Cela fait longtemps que je cherche quelque chose de ce genre, tantôt confusément, tantôt plus clairement, sans n’avoir jamais aussi bien pu le formuler que vous ne le fîtes ici.
(N.B. Plutôt que “supra-rationnelle”, oserais-je suggérer “trans-rationnel”, dans le sens de comprenant le rationnel, mais l’en deçà aussi, l’à-côté, et les autres choses englobantes également).
Au cours de mes pérégrinations, j’ai cependant trouvé deux réflexions, deux types, deux penseurs actuels «qui utilisent la raison comme outil pour se développer, à côté d’autres outils comme l’intuition, la conviction, etc.». Et qui partent résolument de l’héritage culturel européen qu’ils connaissent pour s’ouvrir au plus vaste qu’ils découvrent. Les deux sont des poètes “à la limite du terme”, c’est-à-dire dans le sens original, haut et fort et non restrictif du terme : Kenneth White et Henri Meschonnic.
Je transcris ci-après une partie d’une vidéo où Kenneth White (de langue maternelle anglaise), interrogé par Bernard Pivot (émission Double Je datant de 2006), résume une de ses pensées qui rejoint, me semble-t-il, ce supra-rationnel /transrationnel pour lequel vous plaidez (et moi avec vous) (lien) :
Bernard Pivot : «On vous doit la création d’un mot, qui rassemble toute une philosophie, une manière de penser, c’est le mot géopoétique. Je voudrais que vous expliquiez rapidement.
KW : «On parlait tout à l’heure de culture. Je crois que la culture a été portée par plusieurs choses, beaucoup de choses, à travers les siècles et les millénaires. Elle a été portée par exemple par le mythe, par la religion, par la métaphysique, et à la fin par l’Histoire. Tout ça ne marche plus aujourd’hui. À la limite aujourd’hui on pourrait dire que la culture n’est plus portée par rien. On a une production culturelle, et il n’y a jamais eu autant, mais en poussant les choses un petit peu on pourrait dire que c’est une production culturelle sans culture.
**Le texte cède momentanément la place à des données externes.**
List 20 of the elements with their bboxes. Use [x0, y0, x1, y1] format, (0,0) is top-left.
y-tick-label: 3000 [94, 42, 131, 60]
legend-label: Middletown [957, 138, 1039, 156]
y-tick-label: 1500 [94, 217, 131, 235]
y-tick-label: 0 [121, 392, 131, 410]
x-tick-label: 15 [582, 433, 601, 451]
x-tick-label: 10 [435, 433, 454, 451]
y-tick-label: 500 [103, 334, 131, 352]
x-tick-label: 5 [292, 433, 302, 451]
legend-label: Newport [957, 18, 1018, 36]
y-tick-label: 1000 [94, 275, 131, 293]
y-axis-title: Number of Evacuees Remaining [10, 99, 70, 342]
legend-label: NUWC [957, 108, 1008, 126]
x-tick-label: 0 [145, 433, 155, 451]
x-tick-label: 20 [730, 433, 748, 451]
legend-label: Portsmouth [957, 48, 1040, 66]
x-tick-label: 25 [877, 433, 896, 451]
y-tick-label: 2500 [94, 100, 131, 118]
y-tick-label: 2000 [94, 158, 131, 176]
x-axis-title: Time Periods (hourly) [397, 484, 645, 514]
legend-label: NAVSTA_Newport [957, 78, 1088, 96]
Sauf exception. Alors je me suis dit : est-ce qu’il y a quelque chose sur lequel on peut être d’accord, dans le monde entier – parce que je crois qu’il faut quand même penser en terme de monde entier –, au-delà des religions, au-delà des idéologies identitaires qui commencent à sévir justement dans l’absence d’une fondation de culture […], est-ce qu’il y a quelque chose sur lequel on puisse être d’accord. Je me suis dit : pourquoi pas la Terre même, sur laquelle on essaye de vivre. D’où le « géo » de géopoétique.
»Et puis si on fait l’histoire des cultures du monde, on se rend compte qu’il y a toujours une poétique au centre. La culture grecque n’existerait pas, bien sûr sans la politique : ce sont les Grecs qui inventent la politique ; mais elle n’existerait pas sans Homère, sans la poétique océanique d’Homère. La politique se dessécherait s’il n’y avait pas la poétique d’Homère.»
Ailleurs (lien), K.W. précise :
«En Grèce, les Grecs inventent la politique, mais la politique se dessécherait, deviendrait de la politicaillerie, s’il n’y avait pas la poétique d’Homère, qui est océanique, qui irrigue le terrain de la politique.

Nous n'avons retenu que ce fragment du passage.